A relative newcomer to the front projection playground, Knoll Systems, headquartered in Vancouver, Canada, is better known within the custom installation trade for providing innovative solutions in areas such as multi-room audio distribution, signal handling, and for introducing a line of IR repeater systems that feature DSP signal processing. Conventional analog IR repeaters just boost the signal and send it along, which can often cause mis-operation if the IR sensor is deluged with sunlight (as it might be in a room with large amounts of glass on a sunny day. Knoll’s approach applies DSP processing to separate the infrared codes from the “fog”, which ensures IR signal integrity and reliable operation, even with outdoor IR setups that would be rendered useless with conventional analog IR repeaters.
The HDP1200 projector sent to us is one of two “twins”, the other being their HDP1100. Cosmetically and functionally identical, the principal differences involve lens throw distances—the HDP1200 is the longer throw version—and pricing (the HDP1200 sells for $6798.95 while the HDP1100 sells for $800.00 less).
Consider this projector if: you’d like a competent single chip DLP front projector that includes the latest lamp modulation technology along with a solid projector design with very good optics and excellent video signal processing.
Look elsewhere if: you don’t need a long throw lens option, as Knoll’s HDP1100 is virtually identical (except for the shorter throw), and carries a price tag that’s hundreds of dollars less.
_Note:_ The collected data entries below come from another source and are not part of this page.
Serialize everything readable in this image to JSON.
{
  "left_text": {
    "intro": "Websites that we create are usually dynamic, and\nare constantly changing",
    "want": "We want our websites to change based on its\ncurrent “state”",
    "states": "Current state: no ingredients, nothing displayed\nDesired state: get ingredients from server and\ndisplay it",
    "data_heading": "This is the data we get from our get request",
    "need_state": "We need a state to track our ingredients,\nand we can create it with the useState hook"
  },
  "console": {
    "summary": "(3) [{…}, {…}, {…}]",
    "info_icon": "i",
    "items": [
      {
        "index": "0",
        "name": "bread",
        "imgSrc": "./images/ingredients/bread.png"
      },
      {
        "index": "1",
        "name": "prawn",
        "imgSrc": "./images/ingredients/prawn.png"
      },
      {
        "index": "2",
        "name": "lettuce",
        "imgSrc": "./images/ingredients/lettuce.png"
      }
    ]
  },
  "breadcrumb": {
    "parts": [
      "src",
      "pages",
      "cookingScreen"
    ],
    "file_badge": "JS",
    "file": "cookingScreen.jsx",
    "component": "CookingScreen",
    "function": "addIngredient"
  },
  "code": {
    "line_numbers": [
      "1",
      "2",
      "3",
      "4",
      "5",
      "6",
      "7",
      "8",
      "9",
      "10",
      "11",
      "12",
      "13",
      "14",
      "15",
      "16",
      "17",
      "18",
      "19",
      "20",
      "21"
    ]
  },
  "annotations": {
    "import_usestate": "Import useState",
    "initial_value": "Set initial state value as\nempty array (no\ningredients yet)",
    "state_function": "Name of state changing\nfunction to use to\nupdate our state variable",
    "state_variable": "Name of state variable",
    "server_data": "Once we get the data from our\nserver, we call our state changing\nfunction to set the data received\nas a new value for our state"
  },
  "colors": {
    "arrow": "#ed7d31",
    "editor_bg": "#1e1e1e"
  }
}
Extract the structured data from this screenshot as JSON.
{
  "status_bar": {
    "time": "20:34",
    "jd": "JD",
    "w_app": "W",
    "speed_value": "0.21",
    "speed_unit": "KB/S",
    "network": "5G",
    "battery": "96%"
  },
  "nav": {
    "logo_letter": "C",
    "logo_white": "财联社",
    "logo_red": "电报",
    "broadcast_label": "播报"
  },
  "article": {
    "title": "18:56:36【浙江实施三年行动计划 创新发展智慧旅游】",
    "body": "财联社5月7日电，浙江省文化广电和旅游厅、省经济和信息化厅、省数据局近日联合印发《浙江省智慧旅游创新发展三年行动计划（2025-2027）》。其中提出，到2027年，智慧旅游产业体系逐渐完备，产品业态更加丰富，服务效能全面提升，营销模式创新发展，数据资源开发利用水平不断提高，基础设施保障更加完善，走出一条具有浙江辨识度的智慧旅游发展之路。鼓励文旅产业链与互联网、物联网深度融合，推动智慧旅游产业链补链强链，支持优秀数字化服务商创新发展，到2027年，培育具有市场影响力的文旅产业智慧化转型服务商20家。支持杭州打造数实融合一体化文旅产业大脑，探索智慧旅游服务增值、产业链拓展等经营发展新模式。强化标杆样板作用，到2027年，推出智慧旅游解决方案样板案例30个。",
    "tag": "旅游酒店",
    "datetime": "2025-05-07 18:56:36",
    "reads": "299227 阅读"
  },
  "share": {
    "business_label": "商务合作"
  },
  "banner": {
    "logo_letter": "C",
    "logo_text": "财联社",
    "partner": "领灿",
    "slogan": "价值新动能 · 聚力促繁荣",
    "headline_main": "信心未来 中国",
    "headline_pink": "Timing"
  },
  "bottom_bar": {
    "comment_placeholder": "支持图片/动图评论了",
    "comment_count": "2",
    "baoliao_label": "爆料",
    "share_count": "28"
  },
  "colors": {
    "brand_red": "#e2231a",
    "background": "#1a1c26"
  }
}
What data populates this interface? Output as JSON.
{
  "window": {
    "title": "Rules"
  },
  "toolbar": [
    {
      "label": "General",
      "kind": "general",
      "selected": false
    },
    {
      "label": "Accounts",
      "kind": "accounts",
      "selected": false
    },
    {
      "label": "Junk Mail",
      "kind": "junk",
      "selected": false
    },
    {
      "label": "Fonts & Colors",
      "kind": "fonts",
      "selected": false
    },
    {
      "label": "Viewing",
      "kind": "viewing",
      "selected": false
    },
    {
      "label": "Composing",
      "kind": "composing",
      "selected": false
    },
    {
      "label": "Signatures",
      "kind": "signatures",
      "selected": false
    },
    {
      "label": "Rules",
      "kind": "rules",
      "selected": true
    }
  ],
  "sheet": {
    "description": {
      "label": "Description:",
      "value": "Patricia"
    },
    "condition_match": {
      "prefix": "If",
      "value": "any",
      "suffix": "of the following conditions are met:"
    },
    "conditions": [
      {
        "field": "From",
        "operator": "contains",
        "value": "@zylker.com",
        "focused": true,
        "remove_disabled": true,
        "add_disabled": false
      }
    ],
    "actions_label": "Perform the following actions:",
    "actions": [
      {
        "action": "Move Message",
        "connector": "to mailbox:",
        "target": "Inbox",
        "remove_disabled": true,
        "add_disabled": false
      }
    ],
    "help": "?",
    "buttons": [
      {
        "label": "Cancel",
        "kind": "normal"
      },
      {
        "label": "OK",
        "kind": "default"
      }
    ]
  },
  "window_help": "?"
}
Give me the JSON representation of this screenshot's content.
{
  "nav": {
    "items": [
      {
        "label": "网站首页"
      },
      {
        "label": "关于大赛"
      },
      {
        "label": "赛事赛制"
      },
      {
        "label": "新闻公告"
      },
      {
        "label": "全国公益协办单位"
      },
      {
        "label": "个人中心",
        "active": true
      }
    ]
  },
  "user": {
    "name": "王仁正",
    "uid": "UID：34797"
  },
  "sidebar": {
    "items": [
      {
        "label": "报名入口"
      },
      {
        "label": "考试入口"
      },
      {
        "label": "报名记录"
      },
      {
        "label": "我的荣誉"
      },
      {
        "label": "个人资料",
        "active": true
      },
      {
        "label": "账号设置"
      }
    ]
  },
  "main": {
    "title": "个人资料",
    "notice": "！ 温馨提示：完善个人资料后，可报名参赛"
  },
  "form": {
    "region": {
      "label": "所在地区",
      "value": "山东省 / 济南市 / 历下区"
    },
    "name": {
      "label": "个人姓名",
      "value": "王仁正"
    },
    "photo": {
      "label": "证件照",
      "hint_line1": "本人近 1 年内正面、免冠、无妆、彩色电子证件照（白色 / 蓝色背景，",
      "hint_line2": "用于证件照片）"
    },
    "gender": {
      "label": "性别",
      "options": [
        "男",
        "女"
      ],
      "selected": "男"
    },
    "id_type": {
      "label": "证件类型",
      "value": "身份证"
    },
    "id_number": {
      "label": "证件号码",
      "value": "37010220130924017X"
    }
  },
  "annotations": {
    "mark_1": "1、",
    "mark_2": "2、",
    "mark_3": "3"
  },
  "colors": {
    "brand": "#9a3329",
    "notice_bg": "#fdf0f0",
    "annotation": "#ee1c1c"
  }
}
Ratings (relative to comparably-priced projectors)
Equipped with a 200W Osram high pressure bulb, the Knoll is also equipped with Osram’s companion Unishape pulse width modulation power control system, which ties the lamp’s specific output at any given milli-second to the exact position of the DLP system’s spinning six segment RGBCYM color wheel. This system is said to provide greater visual dynamic range, better color control, increased efficiency along with the ability to provide specific picture modes suited for home theater as well as data (presentation) projection. Knoll makes a point of noting that this system (which is essentially comparable to the Philips Vidi system) is most often found only on high end (>$20K and up) projectors.
The optics are a cut above the norm, featuring an all-glass Nikon-sourced lens system (many entry and midrange level projectors feature hybrid lens designs with both glass and plastic lenses making up the optical system). As well, the projector features very good video signal processing, including chips from Pixelworks (a popular choice for projectors) as well as the well-regarded HQV Reon Vx chip, which provides top notch standard and high definition deinterlacing as well as noise reduction and detail enhancement, among other functions.
For widescreen 2.35:1 enthusiasts who will have the projector mated to an external anamorphic lens (such as the Panamorph) and a suitably wide screen, the Knoll offers both types of anamorphic signal processing. The first, commonly referred to as Mode 1, provides vertical stretch, and would be used with a movable external anamorphic lens. The second mode provides horizontal squeeze, and would be used when the external lens is permanently mounted in front of the projector’s lens. Most projectors these days provide the vertical stretch mode only.